Little Brother Montgomery a vu le jour le 18 avril 1906, il y a tout juste 113 ans. Je tenais vraiment à m’attarder sur Montgomery, qui fut un grand bluesman et un pianiste au répertoire très étendu, avec un parcours artistique franchement atypique. Mais commençons par le commencement. De son nom complet Eurreal Wilford Montgomery, il est originaire de Kentwood en Louisiane, pratiquement à la frontière avec le Mississippi, en fait sur la Highway 55 qui poursuit plein sud vers La Nouvelle-Orléans. Au sein d’une famille musicale, il a appris le piano extrêmement jeune, à seulement 4 ans, et s’est perfectionné essentiellement seul, en autodidacte, progressant toutefois suffisamment vite pour être en mesure à seulement 11 ans de se produire dans des clubs, n’hésitant pas à privilégier la musique à l’école. On l’a d’abord vu un peu en Louisiane, mais il a rapidement œuvré dans l’Arkansas et surtout dans le Mississippi, plus particulièrement dans une région allant de Jackson à Vicksburg, où il apparaît dans des juke joints sur des chantiers.

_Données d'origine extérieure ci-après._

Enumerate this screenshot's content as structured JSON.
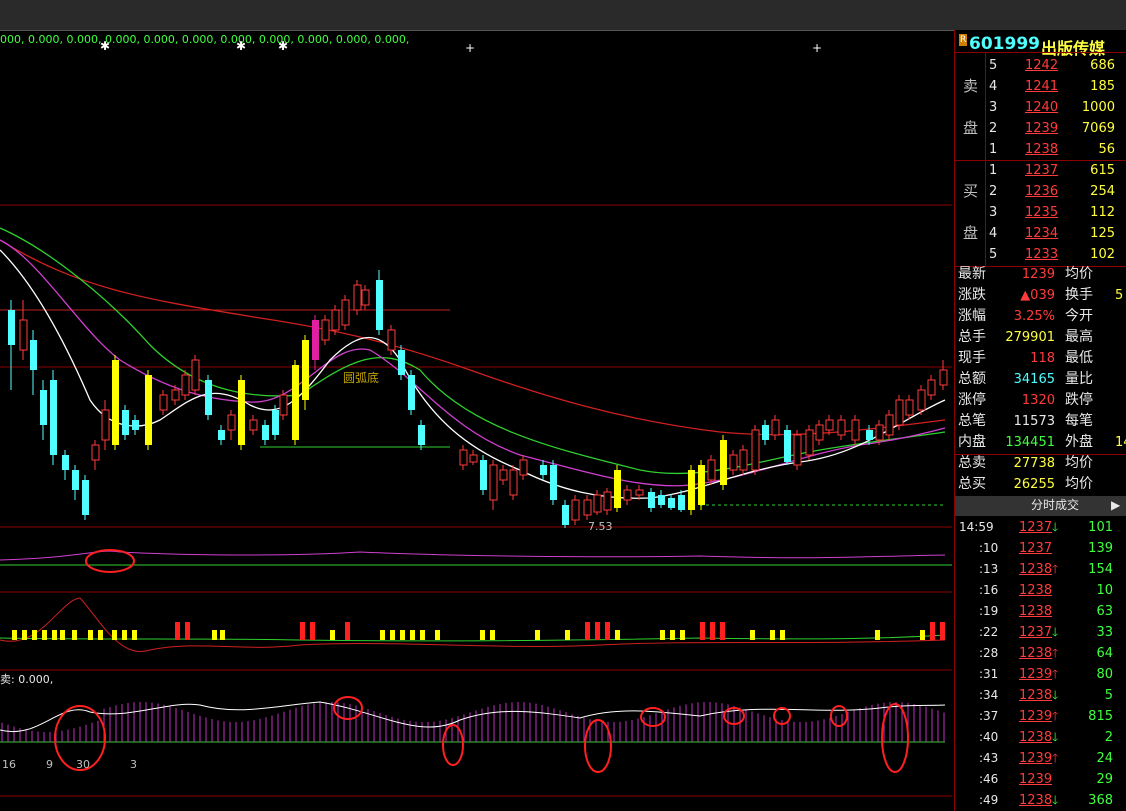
{
  "indicator_top": "000, 0.000, 0.000, 0.000, 0.000, 0.000, 0.000, 0.000, 0.000, 0.000, 0.000,",
  "indicator_bottom": "卖: 0.000,",
  "chart_labels": {
    "pattern_1": "圆弧底",
    "low_price": "7.53",
    "lower_axis": [
      "16",
      "9",
      "30",
      "3"
    ]
  },
  "stock": {
    "badge": "R",
    "code": "601999",
    "name": "出版传媒"
  },
  "order_book": {
    "sell_label": [
      "卖",
      "盘"
    ],
    "buy_label": [
      "买",
      "盘"
    ],
    "sells": [
      {
        "level": "5",
        "price": "1242",
        "vol": "686"
      },
      {
        "level": "4",
        "price": "1241",
        "vol": "185"
      },
      {
        "level": "3",
        "price": "1240",
        "vol": "1000"
      },
      {
        "level": "2",
        "price": "1239",
        "vol": "7069"
      },
      {
        "level": "1",
        "price": "1238",
        "vol": "56"
      }
    ],
    "buys": [
      {
        "level": "1",
        "price": "1237",
        "vol": "615"
      },
      {
        "level": "2",
        "price": "1236",
        "vol": "254"
      },
      {
        "level": "3",
        "price": "1235",
        "vol": "112"
      },
      {
        "level": "4",
        "price": "1234",
        "vol": "125"
      },
      {
        "level": "5",
        "price": "1233",
        "vol": "102"
      }
    ]
  },
  "quote": [
    {
      "label": "最新",
      "value": "1239",
      "label2": "均价",
      "value2": ""
    },
    {
      "label": "涨跌",
      "value": "▲039",
      "label2": "换手",
      "value2": "5"
    },
    {
      "label": "涨幅",
      "value": "3.25%",
      "label2": "今开",
      "value2": ""
    },
    {
      "label": "总手",
      "value": "279901",
      "label2": "最高",
      "value2": ""
    },
    {
      "label": "现手",
      "value": "118",
      "label2": "最低",
      "value2": ""
    },
    {
      "label": "总额",
      "value": "34165",
      "label2": "量比",
      "value2": ""
    },
    {
      "label": "涨停",
      "value": "1320",
      "label2": "跌停",
      "value2": ""
    },
    {
      "label": "总笔",
      "value": "11573",
      "label2": "每笔",
      "value2": ""
    },
    {
      "label": "内盘",
      "value": "134451",
      "label2": "外盘",
      "value2": "14"
    },
    {
      "label": "总卖",
      "value": "27738",
      "label2": "均价",
      "value2": ""
    },
    {
      "label": "总买",
      "value": "26255",
      "label2": "均价",
      "value2": ""
    }
  ],
  "tape_title": "分时成交",
  "tape_arrow": "▶",
  "tape": [
    {
      "time": "14:59",
      "price": "1237",
      "dir": "down",
      "vol": "101"
    },
    {
      "time": ":10",
      "price": "1237",
      "dir": "",
      "vol": "139"
    },
    {
      "time": ":13",
      "price": "1238",
      "dir": "up",
      "vol": "154"
    },
    {
      "time": ":16",
      "price": "1238",
      "dir": "",
      "vol": "10"
    },
    {
      "time": ":19",
      "price": "1238",
      "dir": "",
      "vol": "63"
    },
    {
      "time": ":22",
      "price": "1237",
      "dir": "down",
      "vol": "33"
    },
    {
      "time": ":28",
      "price": "1238",
      "dir": "up",
      "vol": "64"
    },
    {
      "time": ":31",
      "price": "1239",
      "dir": "up",
      "vol": "80"
    },
    {
      "time": ":34",
      "price": "1238",
      "dir": "down",
      "vol": "5"
    },
    {
      "time": ":37",
      "price": "1239",
      "dir": "up",
      "vol": "815"
    },
    {
      "time": ":40",
      "price": "1238",
      "dir": "down",
      "vol": "2"
    },
    {
      "time": ":43",
      "price": "1239",
      "dir": "up",
      "vol": "24"
    },
    {
      "time": ":46",
      "price": "1239",
      "dir": "",
      "vol": "29"
    },
    {
      "time": ":49",
      "price": "1238",
      "dir": "down",
      "vol": "368"
    }
  ],
  "colors": {
    "up": "#ff3b3b",
    "down": "#4fffff",
    "ma_white": "#ffffff",
    "ma_green": "#2fd02f",
    "ma_magenta": "#d040d0",
    "ma_red": "#d02020"
  }
}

Au début, il est très inspiré par le jazz et le ragtime, d’autant que Jelly Roll Morton est une connaissance de la famille, et il joue d’ailleurs dans de petits orchestres de jazz dont celui du cornettiste Buddy Petit. Mais ses prestations avec des bluesmen ruraux du Mississippi démontrent déjà un éclectisme remarquable. Puis il arrive à Chicago en 1926 ou 1928 selon les sources, où il reste jusqu’en 1931, mais il enregistre ses premières faces en 1930 à Grafton dans le Wisconsin, dont son fameux Vicksburg Blues qui deviendra un classique. Il faut souligner que Montgomery chante dès ses faces initiales et qu’il le fera durant toute sa carrière, sa voix certes parfois un peu hésitante ne manquant pas d’émotion. On le retrouve ensuite en Louisiane, et plus particulièrement à La Nouvelle-Orléans, où il grave de nombreuses faces dans la seconde moitié des années 1930, en solo mais aussi avec des musiciens ruraux ou encore créoles. Puis, de retour en 1942 à Chicago qu’il ne quittera plus, il enregistre moins, mais dans des formations complètes et jazzy.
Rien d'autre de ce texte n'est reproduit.